Contents
Arguably the biggest part of data warehousing is tying data from multiple sources together to create a single version of the truth. Sometimes, lookup tables or data conversions are needed to join data. In these instances we often rely on cross-platform data consistency.
So what does this mean? In short it means that if we have some form of ID field that’s shared between two or more systems, that this ID field should match in these two systems, or be the subject of an easy lookup.
Good Cross-Platform Data Consistency
In an example of having separate databases for payroll versus holidays/sickness, these two databases should share a common employee ID reference to allow easy relationships to be created. This is the easiest matchup, and allows us in a data warehousing setting to join the data between the two systems directly.
Cross-Platform Data Lookups
In situations where different systems refer to same-entities in different ways, a simple lookup table is the best way to match the data. Take Airports for example, there are several codes that could be used to refer to an airport, the most common being the IATA (used for timetables and baggage) and the ICAO (used for flight tracking). If we want to join our timetables to our flight tracking, we’ll most likely need a lookup table similar to the example below.
icao | iata | airport_name |
EGLL | LHR | Heathrow Airport |
EGKK | LGW | Gatwick Airport |
EGBB | BHX | Birmingham Airport |
EGCC | MAN | Manchester Airport |
EGSS | STN | London Stansted Airport |
An end result of this could be a data summary showing how course deviation (flight tracking) affects timetables (with a little data science), joining multiple data sources with good cross-platform data consistency seamlessly.
Poor Cross-Platform Data Consistency
Recently I’ve been working with a new platform from a third party with the requirement of reconciling data with an older platform. Due to the volume of data, and the age and design of the older platform, there is no easy ID field that we can match between the two systems. We in fact need to match across multiple fields to reconcile the data, this is unavoidable in real-world production settings.
The heart of this system is a set of electronic devices, which each individually have a counter per transaction. There are thousands of these devices, which belong to different companies, and the counters on each device reset after 10,000 transactions, so we also need to use a timestamp for a counter’s date range. So we need to join on several fields, they look like this (note this is example data):
Field Description | System A | System B |
Company | london | 1280265796 |
Device Serial Number | 19776526 | 012dc40e |
Device Counter | 7364 | 7364 |
Transaction Timestamp | 1637179325 | 2021-11-17 20:12:05 |
The only field that matches in this example between the two systems is the device counter, so we can immediately make a connection here, but that doesn’t help us much as we know the counter resets after 10,000 transactions, and every device has its own counter. The other fields are more complicated to match, and a lack of solid documentation and design meant these needed to be identified through a long (and costly) discovery process.
Transaction Timestamp
The transaction timestamp in system A is immediately recognizable as Unix epoch timestamp, however when converting it to a readable timestamp like system B, we discovered that they don’t always match. The two timestamps can in fact be several minutes apart, and during daylight savings they were an hour apart. One system using UTC, the other system using UK time as GMT/BST.
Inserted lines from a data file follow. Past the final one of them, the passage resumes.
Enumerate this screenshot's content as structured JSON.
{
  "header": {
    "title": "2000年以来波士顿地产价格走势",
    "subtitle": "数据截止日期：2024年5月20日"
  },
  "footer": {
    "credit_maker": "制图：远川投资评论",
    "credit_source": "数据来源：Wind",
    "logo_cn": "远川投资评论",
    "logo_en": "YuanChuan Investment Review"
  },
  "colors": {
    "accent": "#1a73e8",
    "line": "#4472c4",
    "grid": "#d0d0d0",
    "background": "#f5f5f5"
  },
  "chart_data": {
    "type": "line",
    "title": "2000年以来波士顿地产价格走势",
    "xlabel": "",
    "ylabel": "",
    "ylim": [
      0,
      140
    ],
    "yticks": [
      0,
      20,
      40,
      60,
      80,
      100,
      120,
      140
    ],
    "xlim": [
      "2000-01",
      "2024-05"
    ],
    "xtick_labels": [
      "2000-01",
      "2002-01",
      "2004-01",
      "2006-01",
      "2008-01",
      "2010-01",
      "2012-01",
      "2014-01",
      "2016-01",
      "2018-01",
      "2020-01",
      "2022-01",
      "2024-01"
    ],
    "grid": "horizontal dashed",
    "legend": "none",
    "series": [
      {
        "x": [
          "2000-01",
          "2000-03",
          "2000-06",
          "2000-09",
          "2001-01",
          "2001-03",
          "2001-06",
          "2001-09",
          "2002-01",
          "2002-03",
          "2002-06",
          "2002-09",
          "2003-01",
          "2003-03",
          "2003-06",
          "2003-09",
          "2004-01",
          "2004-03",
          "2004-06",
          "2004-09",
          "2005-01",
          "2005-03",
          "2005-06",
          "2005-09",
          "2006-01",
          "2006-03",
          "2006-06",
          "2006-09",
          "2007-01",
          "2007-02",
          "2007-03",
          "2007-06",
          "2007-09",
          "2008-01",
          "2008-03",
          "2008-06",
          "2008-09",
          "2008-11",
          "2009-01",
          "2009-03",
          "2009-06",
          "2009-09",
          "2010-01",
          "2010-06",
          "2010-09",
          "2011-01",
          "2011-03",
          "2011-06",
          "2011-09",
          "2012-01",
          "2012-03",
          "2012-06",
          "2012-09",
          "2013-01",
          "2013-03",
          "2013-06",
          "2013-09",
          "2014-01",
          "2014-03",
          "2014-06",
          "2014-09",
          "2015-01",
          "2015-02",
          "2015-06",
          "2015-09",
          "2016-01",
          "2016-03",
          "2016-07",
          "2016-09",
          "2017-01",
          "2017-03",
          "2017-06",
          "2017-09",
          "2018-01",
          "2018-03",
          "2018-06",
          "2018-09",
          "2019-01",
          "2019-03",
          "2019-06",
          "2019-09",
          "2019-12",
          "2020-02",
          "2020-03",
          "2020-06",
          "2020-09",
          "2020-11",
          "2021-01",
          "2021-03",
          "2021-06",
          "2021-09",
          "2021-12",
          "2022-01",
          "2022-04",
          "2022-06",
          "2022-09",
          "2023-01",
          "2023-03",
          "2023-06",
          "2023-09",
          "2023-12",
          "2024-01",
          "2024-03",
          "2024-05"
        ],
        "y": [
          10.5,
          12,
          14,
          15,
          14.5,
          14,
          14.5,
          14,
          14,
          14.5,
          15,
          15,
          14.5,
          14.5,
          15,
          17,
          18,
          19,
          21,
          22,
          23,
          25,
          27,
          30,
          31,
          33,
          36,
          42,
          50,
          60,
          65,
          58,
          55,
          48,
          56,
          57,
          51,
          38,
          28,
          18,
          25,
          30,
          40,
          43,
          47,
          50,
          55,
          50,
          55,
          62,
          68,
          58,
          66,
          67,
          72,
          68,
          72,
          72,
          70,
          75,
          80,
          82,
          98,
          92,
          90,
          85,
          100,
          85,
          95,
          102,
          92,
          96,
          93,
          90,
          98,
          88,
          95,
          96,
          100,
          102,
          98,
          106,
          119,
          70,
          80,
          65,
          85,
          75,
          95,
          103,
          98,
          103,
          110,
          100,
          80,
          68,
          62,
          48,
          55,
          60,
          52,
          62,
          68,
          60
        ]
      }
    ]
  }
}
As such, after converting system A’s epoch integer to a datetime field, we then also need to add a fuzzy match of around 2 hours to give leeway for timestamp variations.
Device Serial Number
Again, an immediately recognizable string appears in system B here in a hex value. This was a simple conversion from hex to decimal, and the join can be made between these two fields.
Company
With nothing recognizable around these two fields, a long period of investigation and discovery ensued, eventually revealing a hidden code, and a strangely unnecessary data conversion. On the devices, the company name of london
is accompanied by a company code of LOND
, however this code is not visible in system A. Furthermore, the code is not simply transmitted to system B, it is instead converted to ASCII, then to binary, then to an integer.
The full conversion is as follows:
Company Code: L O N D
ASCII Conversion: 076 079 078 068
Binary Conversion: 01001100 01001111 01001110 01000100
Decimal Conversion: 1280265796
As such, we need to use a combination of a lookup table and two mathematical conversions in order to join these fields. The argument for this method was that a long integer only takes up 8-bytes of storage, ignoring the fact that “LOND
” is a 4-byte string (only single-byte characters are allowed in the source system with a maximum length of four characters).
Conclusion
There’s no excuse for poor cross-platform data consistency if you control the data inside every platform, all it takes is some forward thinking and good architectural design. A data element should not need to be converted more than once in order to create a join between two systems, and even then, a clear definition of the data types, formats, and conversions should be provided.